Eight years after three persons were sentenced to death by hanging for gang rape of a 22-year-old photo journalist in the defunct Shakti Mills compound, the Bombay High Court has upheld their conviction, but commuted their sentence to life imprisonment for the reminder of their life.
On Thursday, a division bench of Justices Sadhana Jadhav and Prithviraj Chavan refused to confirm the death penalty awarded to Vijay Jadhav, Mohammad Qasim Shaikh and Mohammad Ansari, observing that they “deserve imprisonment for life to repent the offence committed by them, as death puts an end to the concept of repentance”.
Although the offence was “barbaric and heinous”, the court observed it cannot be said at the threshold that the convicts deserve only death penalty and nothing less than that. “A sentence of death is irrevocable and, therefore, the cardinal principle while sentencing would be: Life imprisonment is the rule and death penalty is an exception,” observed the court in its 108-page judgment.
While reducing the death sentence, the judges said that as a constitutional court it would not be proper on their part to “eliminate or extinguish the flame of life of the convicts without following due procedure established by law”.

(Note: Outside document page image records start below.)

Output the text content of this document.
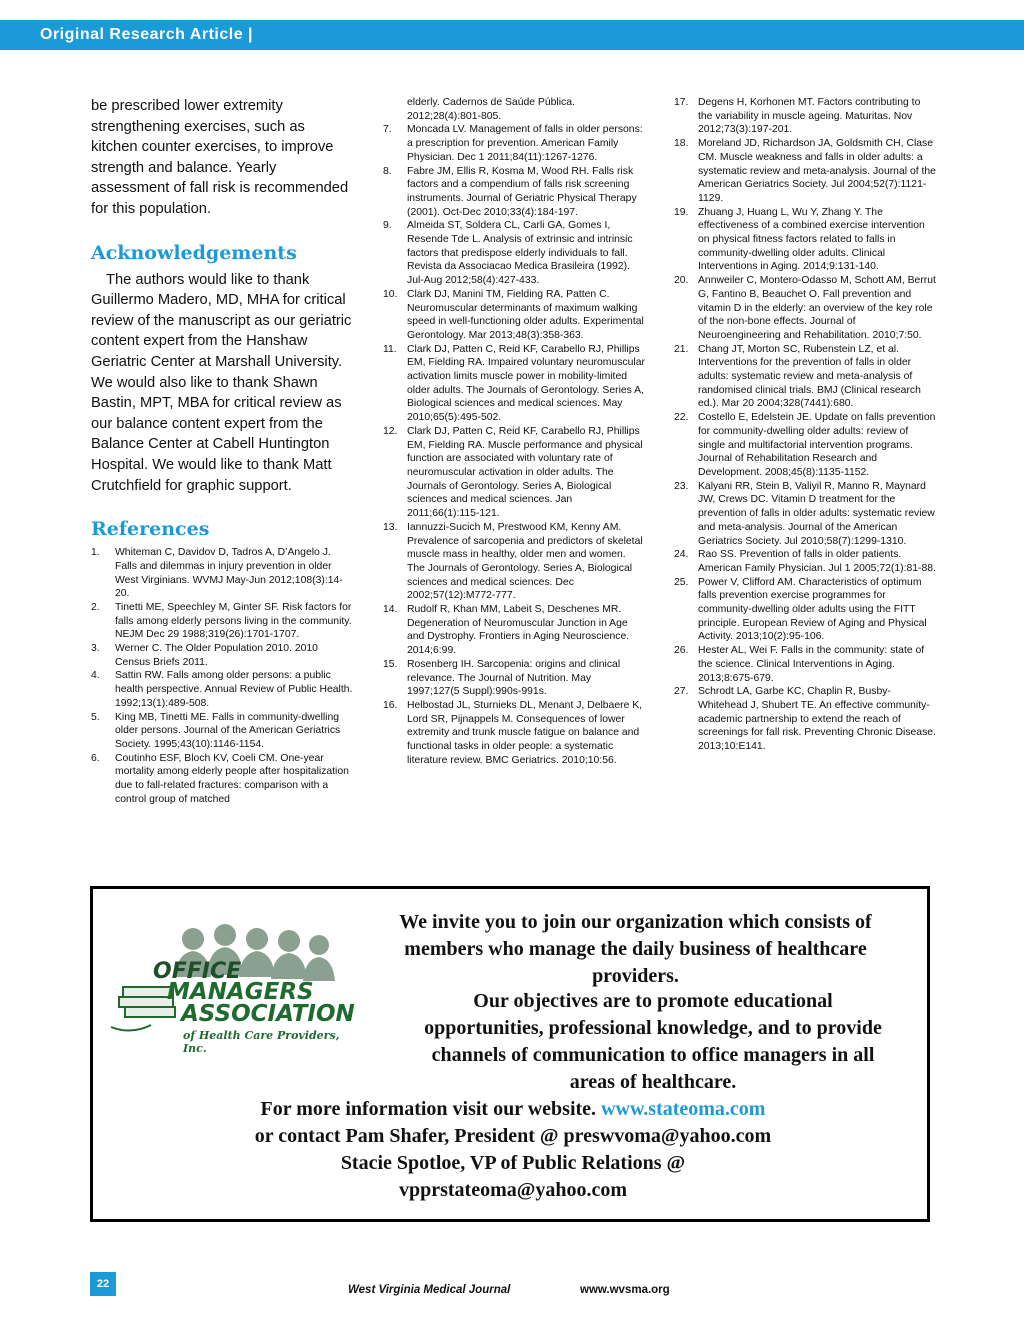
Original Research Article |

be prescribed lower extremity strengthening exercises, such as kitchen counter exercises, to improve strength and balance. Yearly assessment of fall risk is recommended for this population.

Acknowledgements

The authors would like to thank Guillermo Madero, MD, MHA for critical review of the manuscript as our geriatric content expert from the Hanshaw Geriatric Center at Marshall University. We would also like to thank Shawn Bastin, MPT, MBA for critical review as our balance content expert from the Balance Center at Cabell Huntington Hospital. We would like to thank Matt Crutchfield for graphic support.

References
1. Whiteman C, Davidov D, Tadros A, D’Angelo J. Falls and dilemmas in injury prevention in older West Virginians. WVMJ May-Jun 2012;108(3):14-20.
2. Tinetti ME, Speechley M, Ginter SF. Risk factors for falls among elderly persons living in the community. NEJM Dec 29 1988;319(26):1701-1707.
3. Werner C. The Older Population 2010. 2010 Census Briefs 2011.
4. Sattin RW. Falls among older persons: a public health perspective. Annual Review of Public Health. 1992;13(1):489-508.
5. King MB, Tinetti ME. Falls in community-dwelling older persons. Journal of the American Geriatrics Society. 1995;43(10):1146-1154.
6. Coutinho ESF, Bloch KV, Coeli CM. One-year mortality among elderly people after hospitalization due to fall-related fractures: comparison with a control group of matched
elderly. Cadernos de Saúde Pública. 2012;28(4):801-805.
7. Moncada LV. Management of falls in older persons: a prescription for prevention. American Family Physician. Dec 1 2011;84(11):1267-1276.
8. Fabre JM, Ellis R, Kosma M, Wood RH. Falls risk factors and a compendium of falls risk screening instruments. Journal of Geriatric Physical Therapy (2001). Oct-Dec 2010;33(4):184-197.
9. Almeida ST, Soldera CL, Carli GA, Gomes I, Resende Tde L. Analysis of extrinsic and intrinsic factors that predispose elderly individuals to fall. Revista da Associacao Medica Brasileira (1992). Jul-Aug 2012;58(4):427-433.
10. Clark DJ, Manini TM, Fielding RA, Patten C. Neuromuscular determinants of maximum walking speed in well-functioning older adults. Experimental Gerontology. Mar 2013;48(3):358-363.
11. Clark DJ, Patten C, Reid KF, Carabello RJ, Phillips EM, Fielding RA. Impaired voluntary neuromuscular activation limits muscle power in mobility-limited older adults. The Journals of Gerontology. Series A, Biological sciences and medical sciences. May 2010;65(5):495-502.
12. Clark DJ, Patten C, Reid KF, Carabello RJ, Phillips EM, Fielding RA. Muscle performance and physical function are associated with voluntary rate of neuromuscular activation in older adults. The Journals of Gerontology. Series A, Biological sciences and medical sciences. Jan 2011;66(1):115-121.
13. Iannuzzi-Sucich M, Prestwood KM, Kenny AM. Prevalence of sarcopenia and predictors of skeletal muscle mass in healthy, older men and women. The Journals of Gerontology. Series A, Biological sciences and medical sciences. Dec 2002;57(12):M772-777.
14. Rudolf R, Khan MM, Labeit S, Deschenes MR. Degeneration of Neuromuscular Junction in Age and Dystrophy. Frontiers in Aging Neuroscience. 2014;6:99.
15. Rosenberg IH. Sarcopenia: origins and clinical relevance. The Journal of Nutrition. May 1997;127(5 Suppl):990s-991s.
16. Helbostad JL, Sturnieks DL, Menant J, Delbaere K, Lord SR, Pijnappels M. Consequences of lower extremity and trunk muscle fatigue on balance and functional tasks in older people: a systematic literature review. BMC Geriatrics. 2010;10:56.
17. Degens H, Korhonen MT. Factors contributing to the variability in muscle ageing. Maturitas. Nov 2012;73(3):197-201.
18. Moreland JD, Richardson JA, Goldsmith CH, Clase CM. Muscle weakness and falls in older adults: a systematic review and meta-analysis. Journal of the American Geriatrics Society. Jul 2004;52(7):1121-1129.
19. Zhuang J, Huang L, Wu Y, Zhang Y. The effectiveness of a combined exercise intervention on physical fitness factors related to falls in community-dwelling older adults. Clinical Interventions in Aging. 2014;9:131-140.
20. Annweiler C, Montero-Odasso M, Schott AM, Berrut G, Fantino B, Beauchet O. Fall prevention and vitamin D in the elderly: an overview of the key role of the non-bone effects. Journal of Neuroengineering and Rehabilitation. 2010;7:50.
21. Chang JT, Morton SC, Rubenstein LZ, et al. Interventions for the prevention of falls in older adults: systematic review and meta-analysis of randomised clinical trials. BMJ (Clinical research ed.). Mar 20 2004;328(7441):680.
22. Costello E, Edelstein JE. Update on falls prevention for community-dwelling older adults: review of single and multifactorial intervention programs. Journal of Rehabilitation Research and Development. 2008;45(8):1135-1152.
23. Kalyani RR, Stein B, Valiyil R, Manno R, Maynard JW, Crews DC. Vitamin D treatment for the prevention of falls in older adults: systematic review and meta-analysis. Journal of the American Geriatrics Society. Jul 2010;58(7):1299-1310.
24. Rao SS. Prevention of falls in older patients. American Family Physician. Jul 1 2005;72(1):81-88.
25. Power V, Clifford AM. Characteristics of optimum falls prevention exercise programmes for community-dwelling older adults using the FITT principle. European Review of Aging and Physical Activity. 2013;10(2):95-106.
26. Hester AL, Wei F. Falls in the community: state of the science. Clinical Interventions in Aging. 2013;8:675-679.
27. Schrodt LA, Garbe KC, Chaplin R, Busby-Whitehead J, Shubert TE. An effective community-academic partnership to extend the reach of screenings for fall risk. Preventing Chronic Disease. 2013;10:E141.
OFFICE
MANAGERS
ASSOCIATION
of Health Care Providers, Inc.
We invite you to join our organization which consists of members who manage the daily business of healthcare providers.
Our objectives are to promote educational opportunities, professional knowledge, and to provide channels of communication to office managers in all areas of healthcare.
For more information visit our website. www.stateoma.com
or contact Pam Shafer, President @ preswvoma@yahoo.com
Stacie Spotloe, VP of Public Relations @
vpprstateoma@yahoo.com
22	West Virginia Medical Journal	www.wvsma.org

The court observed: “We cannot allow our emotions to outweigh the principles of criminal jurisprudence and the procedural mandate of the statute,” it said.
However, the judges have made it clear that the convicts will have to spend the rest of their life behind bars. In other cases, depending on convict’s good behaviour, they are released from prison after serving 14 years of their life sentence.

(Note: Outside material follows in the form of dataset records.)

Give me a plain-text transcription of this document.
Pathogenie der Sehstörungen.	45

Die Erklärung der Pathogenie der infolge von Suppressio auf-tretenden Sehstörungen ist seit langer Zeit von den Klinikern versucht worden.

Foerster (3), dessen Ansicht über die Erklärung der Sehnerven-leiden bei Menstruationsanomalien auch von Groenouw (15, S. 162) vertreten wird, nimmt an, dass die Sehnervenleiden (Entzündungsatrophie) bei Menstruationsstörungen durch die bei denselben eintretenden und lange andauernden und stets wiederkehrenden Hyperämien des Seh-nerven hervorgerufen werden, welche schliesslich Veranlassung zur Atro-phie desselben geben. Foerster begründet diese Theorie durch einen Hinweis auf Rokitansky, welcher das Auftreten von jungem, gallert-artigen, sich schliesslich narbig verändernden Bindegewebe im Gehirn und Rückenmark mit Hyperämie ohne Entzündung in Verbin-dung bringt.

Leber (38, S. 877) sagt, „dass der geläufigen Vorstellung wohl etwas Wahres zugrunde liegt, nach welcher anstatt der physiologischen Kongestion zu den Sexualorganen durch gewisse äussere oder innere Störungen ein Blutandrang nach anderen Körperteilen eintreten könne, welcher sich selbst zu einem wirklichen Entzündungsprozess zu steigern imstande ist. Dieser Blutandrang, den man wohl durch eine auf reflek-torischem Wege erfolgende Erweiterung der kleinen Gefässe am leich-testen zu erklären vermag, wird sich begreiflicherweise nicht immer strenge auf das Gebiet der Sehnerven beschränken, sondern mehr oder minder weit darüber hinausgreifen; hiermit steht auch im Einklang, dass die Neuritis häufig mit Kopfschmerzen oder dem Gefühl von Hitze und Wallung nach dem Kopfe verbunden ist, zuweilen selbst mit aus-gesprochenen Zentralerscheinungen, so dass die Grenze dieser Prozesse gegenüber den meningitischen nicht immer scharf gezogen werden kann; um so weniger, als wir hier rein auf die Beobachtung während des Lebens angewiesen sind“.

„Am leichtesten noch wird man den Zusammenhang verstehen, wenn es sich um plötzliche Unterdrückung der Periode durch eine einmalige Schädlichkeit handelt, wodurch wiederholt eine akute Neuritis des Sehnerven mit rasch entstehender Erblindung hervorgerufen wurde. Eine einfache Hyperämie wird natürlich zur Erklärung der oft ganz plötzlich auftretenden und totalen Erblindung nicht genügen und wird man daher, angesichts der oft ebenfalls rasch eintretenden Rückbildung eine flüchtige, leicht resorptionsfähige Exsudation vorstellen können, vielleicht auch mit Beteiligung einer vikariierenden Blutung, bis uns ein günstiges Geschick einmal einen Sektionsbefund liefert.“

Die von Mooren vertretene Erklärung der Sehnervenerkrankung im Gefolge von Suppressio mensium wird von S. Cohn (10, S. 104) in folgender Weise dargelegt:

“We are of the opinion that the convicts deserve the punishment of rigorous imprisonment for life -- that is, the whole of the remainder of their natural life in order to repent the offence committed by them,” observed the judges, adding: “The accused do not deserve any leniency, empathy or sympathy. Every day the rising sun would remind them of the barbaric acts committed by them and the night would lay them with a heavy heart filled with guilt and remorse.”
Imposing strict conditions, the Bench said the convicts shall not be entitled to remission, furlough or parole, as they cannot be allowed to assimilate in the society and because there is no scope for reformation.
“The convicts do not deserve to assimilate with the society, as it would be difficult to survive in a society of such men who look upon women with derision, depravity, contempt and as objects of desire,” said the judges.
The incident took place on August 22, 2013, when Jadhav was 19 years old, Qasim Shaikh was 21 and Ansari was 28.
Noting that every rape case was a heinous offence, the Bench said: “Every case of rape is a heinous offence. The damage done to the victim far outweighs the public conscience. A rape victim does not suffer just physical injury but what is affected is her mental health and stability in life.”
Rape tantamount to a serious blow to the supreme honour and dignity of a woman and is a violation of human rights, it added.
However, the judges said that the courts have a duty to consider cases dispassionately and cannot ignore the procedure laid down by the law.
Regarding the convicts’ conduct and the possibility of reformation, the HC said: “The conduct of the accused, and their bold confession to the survivor that she is not the first one to satisfy their lust, is sufficient to hold that there is no scope for ‘reformation or rehabilitation’.”